In opening the hearing, subcommittee chairman Allan Mollohan (D-WV) said “NIST`s critical role in measurement science and standards fosters innovation and encourages economic growth. The agency is a world leader in the physical sciences and technology.” The Administration has requested a 7.3 percent increase for NIST for FY 2011. Within NIST, the budget for its laboratories would increase by 13.5 percent or $69.5 million, from $515.0 million to $584.5 million. The laboratory budget is one of three budgets that would double under The President’s Plan for Science and Innovation (the others being the National Science Foundation and the DOE Office of Science.)
There was little discussion about NIST’s laboratories beyond the opening testimony of Director Gallagher. Chairman Mollohan’s remarks centered on how NIST has awarded $580 million in stimulus funding provided by the American Recovery and Reinvestment Act. Gallagher reported that a large percentage of these funds have been allocated for construction, and for new equipment at NIST’s laboratories.
“Do you agree that [U.S.] manufacturing is in the tank?” asked Ranking Minority Member Frank Wolf (R-VA). The congressman spoke of the loss of manufacturing in cities such as Trenton, NJ, and wanted to know how NIST programs would create what he called “forever” (as opposed to short-term stimulus) jobs. Gallagher shares Wolf’s concerns about U.S. manufacturing, described the FY 2011 request as having “an unprecedented focus on manufacturing,” and said that NIST’s programs in areas such as the implementation of a smart electrical grid or health IT would create new jobs. Gallagher spoke of the importance of applying advances from U.S. research and development to American manufacturing and jobs. Wolf and other subcommittee members asked if the Department of Commerce, of which NIST is a part, would support programs to return overseas manufacturing jobs to the U.S. Also of grea5t concern to Wolf and to Rep. C.A. “Dutch” Ruppersberger (D-MD) is cybersecurity, and how NIST is working to prevent cyber attacks. NIST requested $10.0 million for “scalable cybersecurity for emerging technologies and threats.”

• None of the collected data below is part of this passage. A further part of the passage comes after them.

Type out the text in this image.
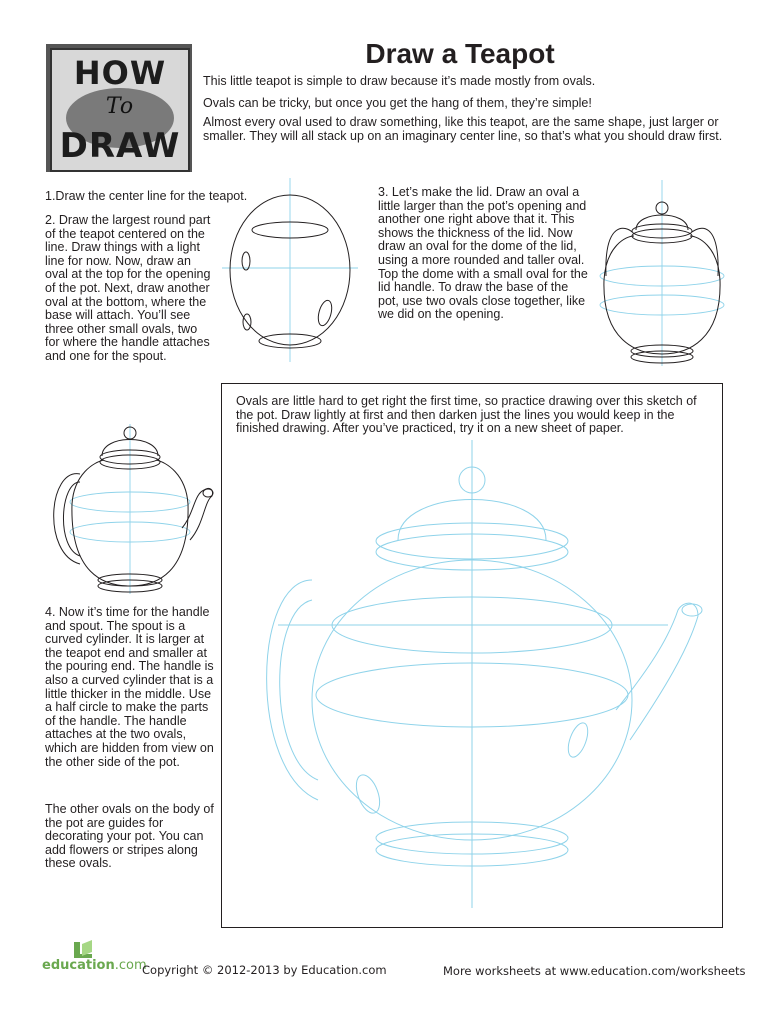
HOW
To
DRAW
Draw a Teapot
This little teapot is simple to draw because it’s made mostly from ovals.
Ovals can be tricky, but once you get the hang of them, they’re simple!
Almost every oval used to draw something, like this teapot, are the same shape, just larger or smaller. They will all stack up on an imaginary center line, so that’s what you should draw first.
1.Draw the center line for the teapot.
2. Draw the largest round part of the teapot centered on the line. Draw things with a light line for now. Now, draw an oval at the top for the opening of the pot. Next, draw another oval at the bottom, where the base will attach. You’ll see three other small ovals, two for where the handle attaches and one for the spout.
3. Let’s make the lid. Draw an oval a little larger than the pot’s opening and another one right above that it. This shows the thickness of the lid. Now draw an oval for the dome of the lid, using a more rounded and taller oval. Top the dome with a small oval for the lid handle. To draw the base of the pot, use two ovals close together, like we did on the opening.
4. Now it’s time for the handle and spout. The spout is a curved cylinder. It is larger at the teapot end and smaller at the pouring end. The handle is also a curved cylinder that is a little thicker in the middle. Use a half circle to make the parts of the handle. The handle attaches at the two ovals, which are hidden from view on the other side of the pot.
The other ovals on the body of the pot are guides for decorating your pot. You can add flowers or stripes along these ovals.
Ovals are little hard to get right the first time, so practice drawing over this sketch of the pot. Draw lightly at first and then darken just the lines you would keep in the finished drawing. After you’ve practiced, try it on a new sheet of paper.
education.com
Copyright © 2012-2013 by Education.com	More worksheets at www.education.com/worksheets
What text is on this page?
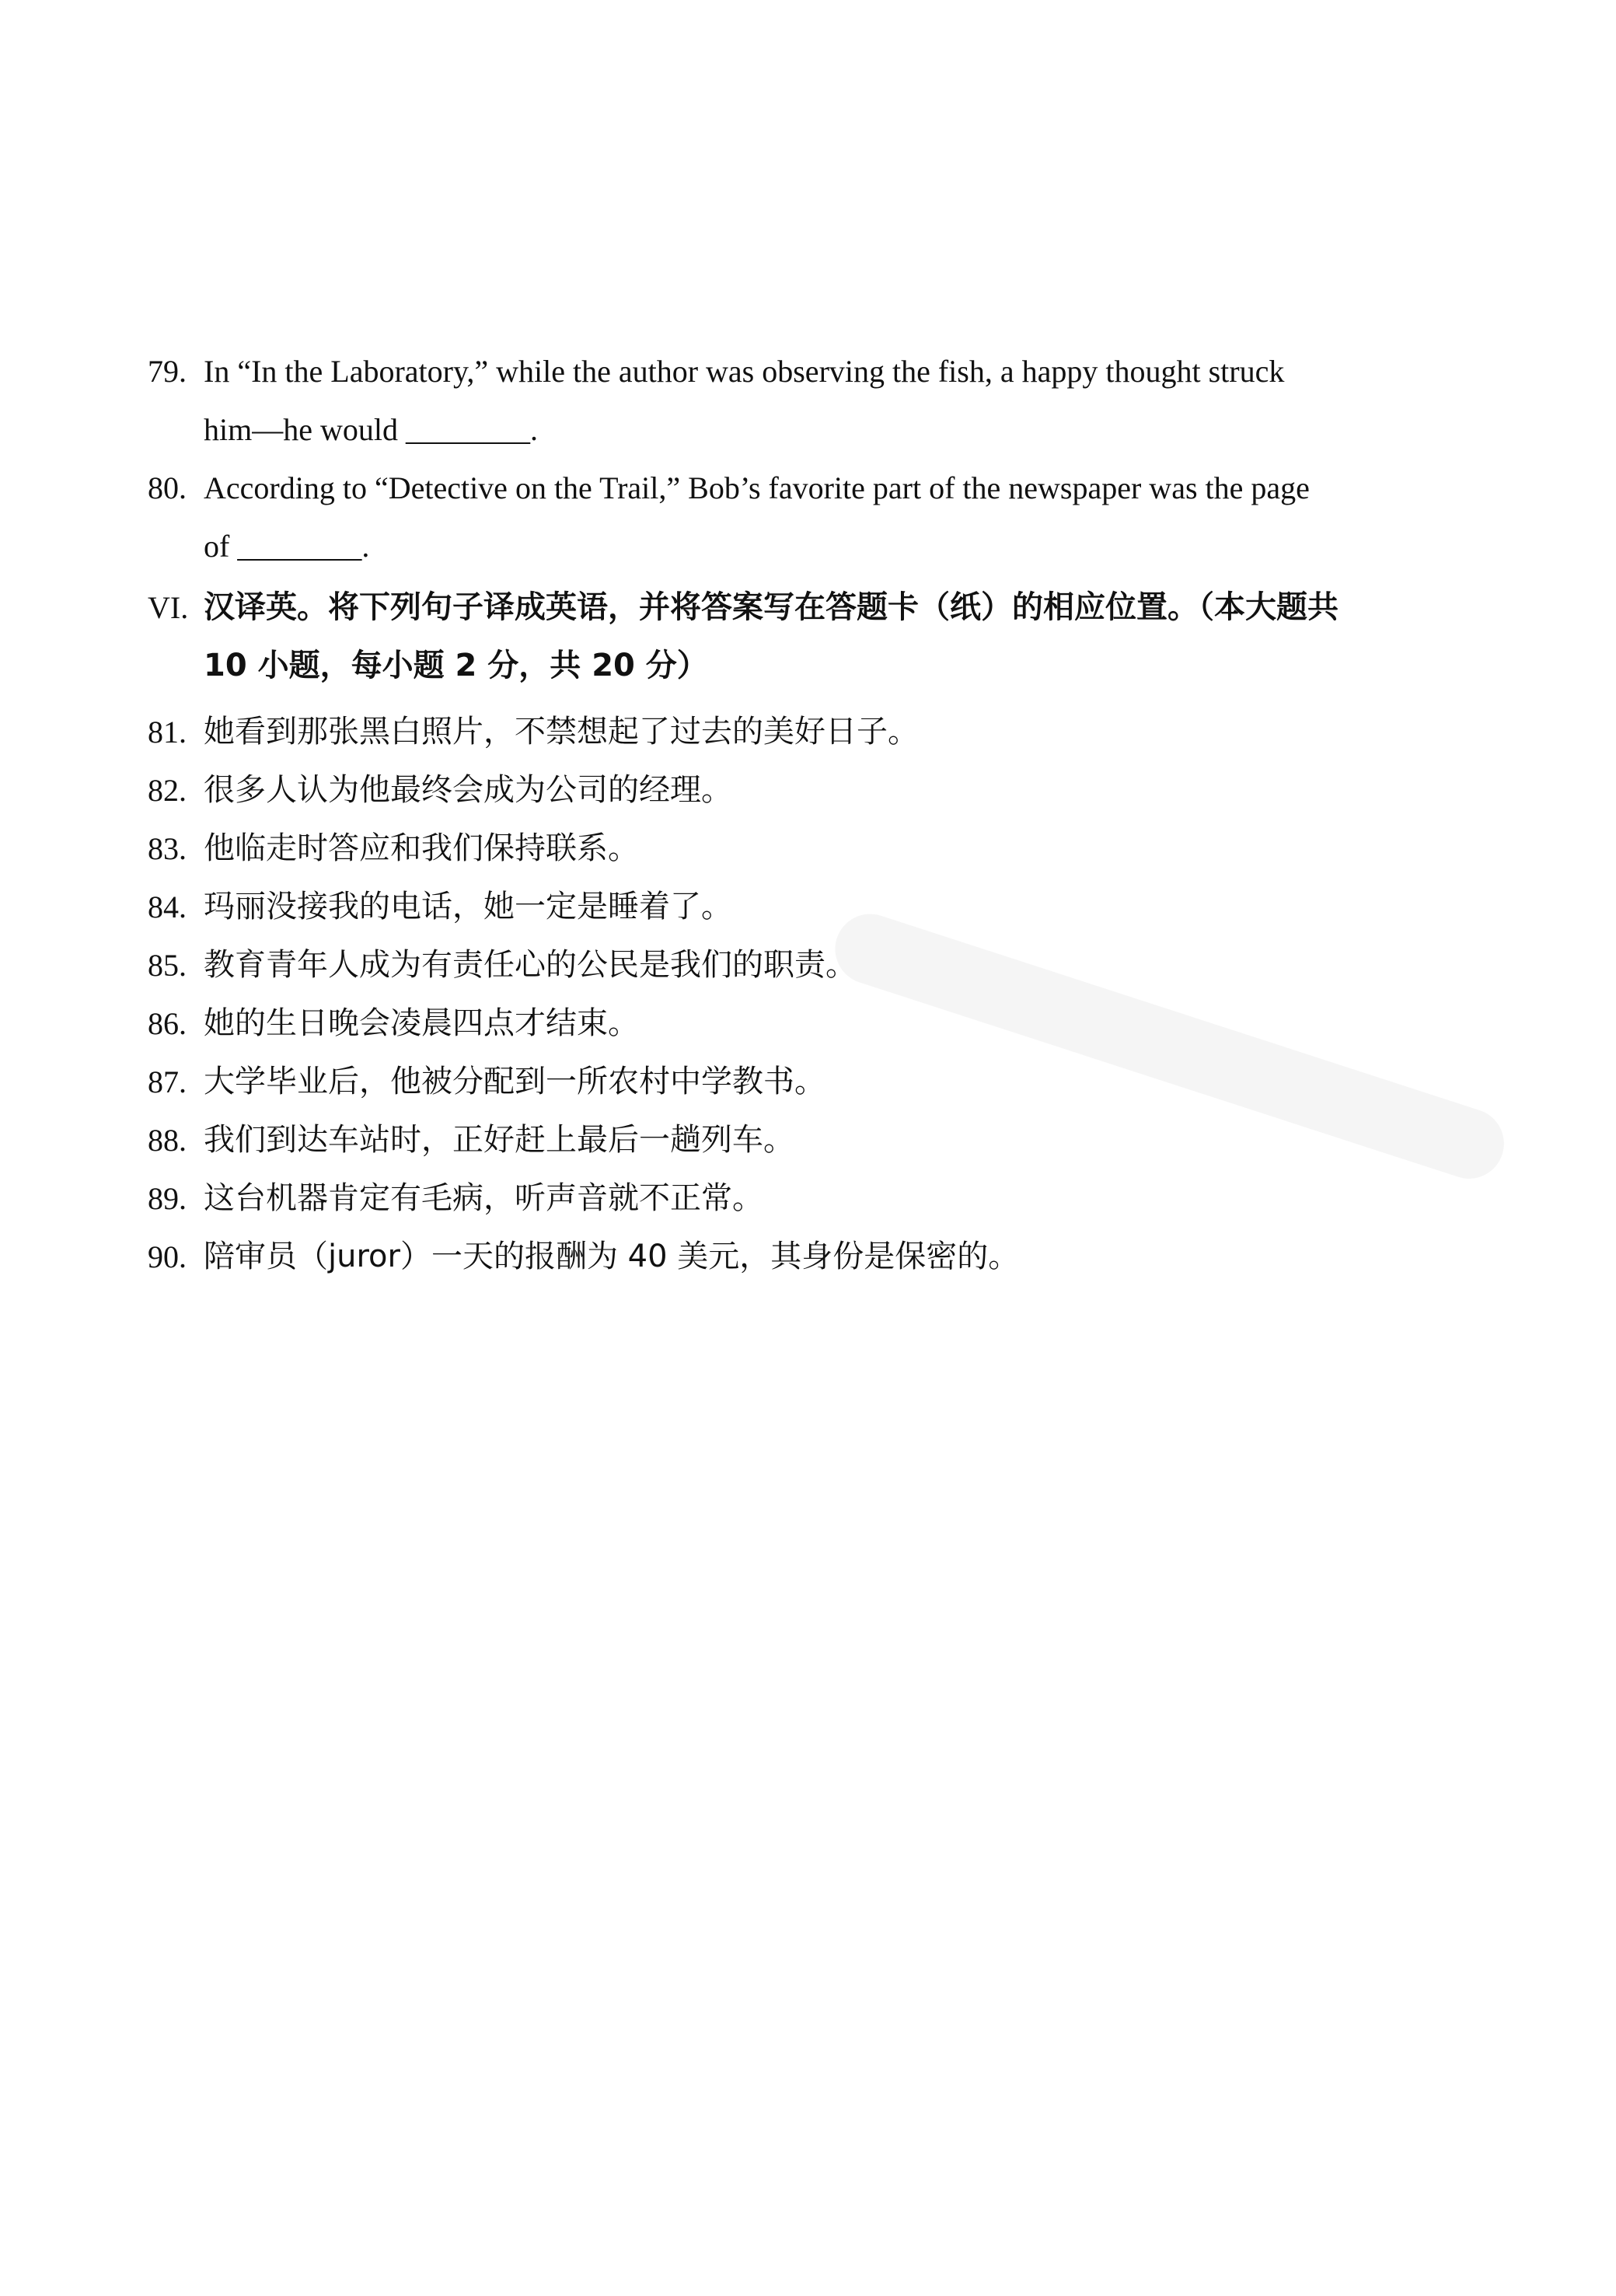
79. In “In the Laboratory,” while the author was observing the fish, a happy thought struck
him—he would ________.
80. According to “Detective on the Trail,” Bob’s favorite part of the newspaper was the page
of ________.
VI. 汉译英。将下列句子译成英语，并将答案写在答题卡（纸）的相应位置。（本大题共
10 小题，每小题 2 分，共 20 分）
81. 她看到那张黑白照片，不禁想起了过去的美好日子。
82. 很多人认为他最终会成为公司的经理。
83. 他临走时答应和我们保持联系。
84. 玛丽没接我的电话，她一定是睡着了。
85. 教育青年人成为有责任心的公民是我们的职责。
86. 她的生日晚会凌晨四点才结束。
87. 大学毕业后，他被分配到一所农村中学教书。
88. 我们到达车站时，正好赶上最后一趟列车。
89. 这台机器肯定有毛病，听声音就不正常。
90. 陪审员（juror）一天的报酬为 40 美元，其身份是保密的。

Other topics raised by subcommittee members included post 9/11 building codes, attracting more students into the physical sciences, NIST’s competitive construction grant program, and the role that NIST plays in STEM education. There was also discussion about NIST’s Technology Innovation Program, for which the Administration requested $83.7 million for FY 2011. Gallagher replied that there are “a lot of good things to be said about TIP,” while acknowledging that this level of funding will not have a large national impact. It is, he said, best seen as more of a pilot program, and explained that it will soon be evaluated.
Mollohan ended the hearing on a cordial note without directly commenting on the outlook for the FY 2011 budget. “I learned a lot,” he said, as the hearing adjourned.
Note: Yesterday NIST announced “a new competition for grants for the construction of new or expanded scientific research buildings at institutions of higher education and nonprofit organizations. NIST has $50 million available for the cost-sharing grants and anticipates funding 3 to 5 projects with grants of $10 to $15 million each.”